プロローグ3
「それでは、委員長は皇さんにお願いします」
新年恒例委員会決め。それはこのクラスとて例外ではなく、通例通り委員長から決まった。
この学校におけるクラス委員長は議長も務め、本当にクラスの中で一番権力が集中する。
そのため委員長にはクラスの全員を従わせるだけの実力と十分な人望、カリスマなどが求められる。
いったいどこの誰にそんな能力が備わっているのか甚だ疑問だったが、そんなものは彼女を見た瞬間に霧散した。
「了解しました。クラス委員長。誠心誠意務めさせていただきます」
俺は、彼女を知っている。
知らない人のほうが少ないのだがね。
彼女の名は皇亜津沙。入学以来、この学年の総合成績一位を独占し続けて来た才女だ。
JMO優勝の他、国際数学オリンピック金メダルなど、特に数学に強い。
そして何よりその容姿である。腰まで降ろした髪はさながら清流のように滑らかで、この世のものとは思えぬ整った目鼻立ち。
それほんとに人間?と、聞きたくなるようなステータスをしている。
まあ、彼女が委員長をやってくれるなら安泰だろう。
と、思っていたのだが…
「はい。それでは蒼野くん。副委員長よろしくお願いしますね」
終わった。俺の平穏な日常終わった。
Aクラスのクラス委員とかやばい予感しかしないんですけど?
副委員長って、クラス委員は二人しかいないから実質皇さんと二人きりの役職なんですけど?
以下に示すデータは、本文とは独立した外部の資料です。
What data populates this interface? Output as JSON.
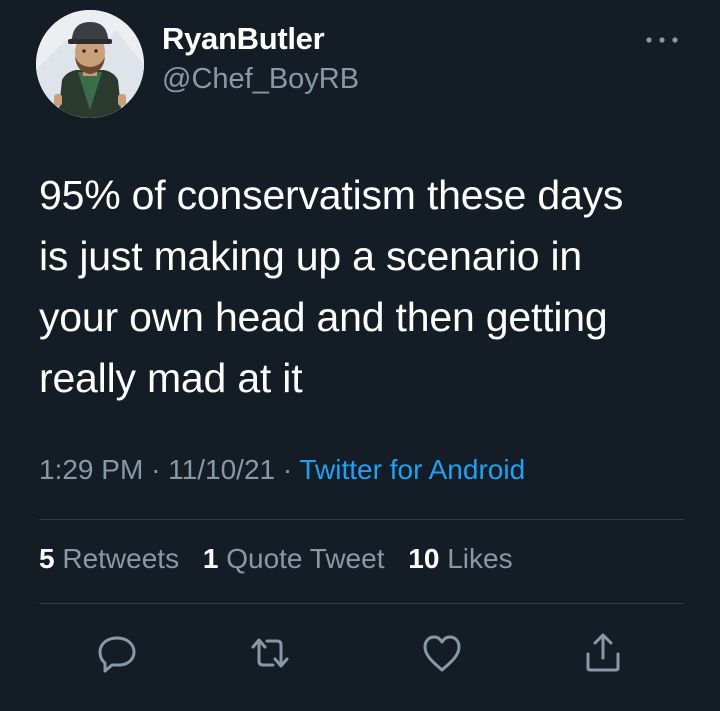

いや、これは俺が悪い。正確には俺の運が悪い。できるだけ楽な役職にしようと粘っていたら、気づけばじゃんけんに負け続けていたというだけの簡単な話だ。
これが最後まで残るというのは、割と予想できたことだ。あんな完璧超人とどこの誰が仕事をしたくないというのは、化け物ぞろいのこのクラスの面々も同じらしい。
はぁ…
こうなったらしょうがない。腹をくくるしかなさそうだ。
「わかりました。謹んで引き受けさせていただきます」
とりあえず一礼。忍の奴、得意げな顔しやがって。あとでお仕置きが必要ですね。
「蒼野君。一年間よろしくお願いしますね」
「ええ、こちらこそ。お役に立てるよう尽力します」
本当にね。俺に彼女の役に立てることが果たしてあるのだろうか。というか、この教室で俺は無事に生き抜いていけるのだろうか。
まったく、今年はなかなかにハードな学園生活になりそうだ。
そんなこんなで着席した直後に床に現れた幾何学模様。
お 馴 染 み の 展開。
駆 け 巡 る 嫌な予感。
ここぞと働く 推 理 力。
光り輝く 魔 方 陣。
うん…学園生活ですらない気がしてきた。
この日、日本の未来を担うことを期待されていた国立慶聖学校中等部三年A組の生徒全員の生体反応が消失した。